Similarly, I am getting this sense that China is in a bubble.  What's more, their decision over the weekend not to raise their rates will only contribute to the formation of a bubble in their economy.  Their real estate market is red hot, reminiscent in some ways of the real estate bubble we experienced here before the 2007/2008 bust.  Their inflation is accelerating, though it may be unfair to focus on recent numbers as their always volatile food segment has been running around 10% recently.  Still, their broader based inflation index continues to rise.  Eventually, inflation in China must be addressed.

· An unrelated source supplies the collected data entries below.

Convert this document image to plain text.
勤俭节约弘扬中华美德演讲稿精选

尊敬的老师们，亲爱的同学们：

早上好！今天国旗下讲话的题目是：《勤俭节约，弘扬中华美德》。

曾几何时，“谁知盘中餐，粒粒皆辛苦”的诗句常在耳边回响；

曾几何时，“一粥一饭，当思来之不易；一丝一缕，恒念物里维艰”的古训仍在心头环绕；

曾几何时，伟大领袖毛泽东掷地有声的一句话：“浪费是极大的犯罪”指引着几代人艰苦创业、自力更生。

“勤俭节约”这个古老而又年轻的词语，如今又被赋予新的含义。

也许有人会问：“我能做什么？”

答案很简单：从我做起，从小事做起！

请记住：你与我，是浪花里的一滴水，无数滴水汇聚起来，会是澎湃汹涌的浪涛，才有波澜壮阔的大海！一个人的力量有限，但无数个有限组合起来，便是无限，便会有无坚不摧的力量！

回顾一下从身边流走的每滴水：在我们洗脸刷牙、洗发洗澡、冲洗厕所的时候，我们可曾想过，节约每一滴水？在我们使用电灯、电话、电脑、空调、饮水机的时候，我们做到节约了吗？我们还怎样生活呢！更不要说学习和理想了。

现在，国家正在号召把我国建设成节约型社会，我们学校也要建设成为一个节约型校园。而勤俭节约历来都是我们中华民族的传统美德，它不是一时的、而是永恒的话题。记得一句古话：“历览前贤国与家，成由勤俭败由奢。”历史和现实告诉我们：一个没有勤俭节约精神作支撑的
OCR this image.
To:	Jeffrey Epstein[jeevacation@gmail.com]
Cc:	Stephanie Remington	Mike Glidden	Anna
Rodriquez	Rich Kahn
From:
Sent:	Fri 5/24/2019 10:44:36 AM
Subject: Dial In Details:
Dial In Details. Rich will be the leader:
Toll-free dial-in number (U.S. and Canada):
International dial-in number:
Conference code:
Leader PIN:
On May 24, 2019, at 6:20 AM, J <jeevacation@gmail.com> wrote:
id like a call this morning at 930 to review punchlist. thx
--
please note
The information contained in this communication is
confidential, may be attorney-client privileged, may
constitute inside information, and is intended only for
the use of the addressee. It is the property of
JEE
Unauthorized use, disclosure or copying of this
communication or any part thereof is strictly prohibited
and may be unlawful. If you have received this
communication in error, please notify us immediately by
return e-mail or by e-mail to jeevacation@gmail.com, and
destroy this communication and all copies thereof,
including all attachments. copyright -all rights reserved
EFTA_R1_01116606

When it does get addressed, prices of Chinese financial assets are likely to decline as well.

There aren't many ways to take a short position against China, but one that's available to most investors in the United States is the iShares FTSE/Xinhau China 25 ETF (Symbol:  FXI).  Option contracts trade on this security, so if you're uncomfortable shorting the ETF's outright, put options are available to take a position against this index.

Thursday, December 9, 2010

Tonight's Money Supply Report

M2 continues to accelerate in the most recent money supply report released by the Federal Reserve tonight.

The preliminary November 29th measure stood at $8.812 trillion.  Annualized M2 growth over the past 13 weeks was 6.6% vs. annualized growth of 5.5% and 3.1% for the past 26 and 52 weeks.  This numbers shows a slight acceleration against last week's money supply report, but weekly fluctuations are typical.

However, the numbers do seem to suggest that the Fed's efforts to reflate are succeeding.  Hopefully the current round of quantitative easing efforts will be reconsidered or abandoned altogether.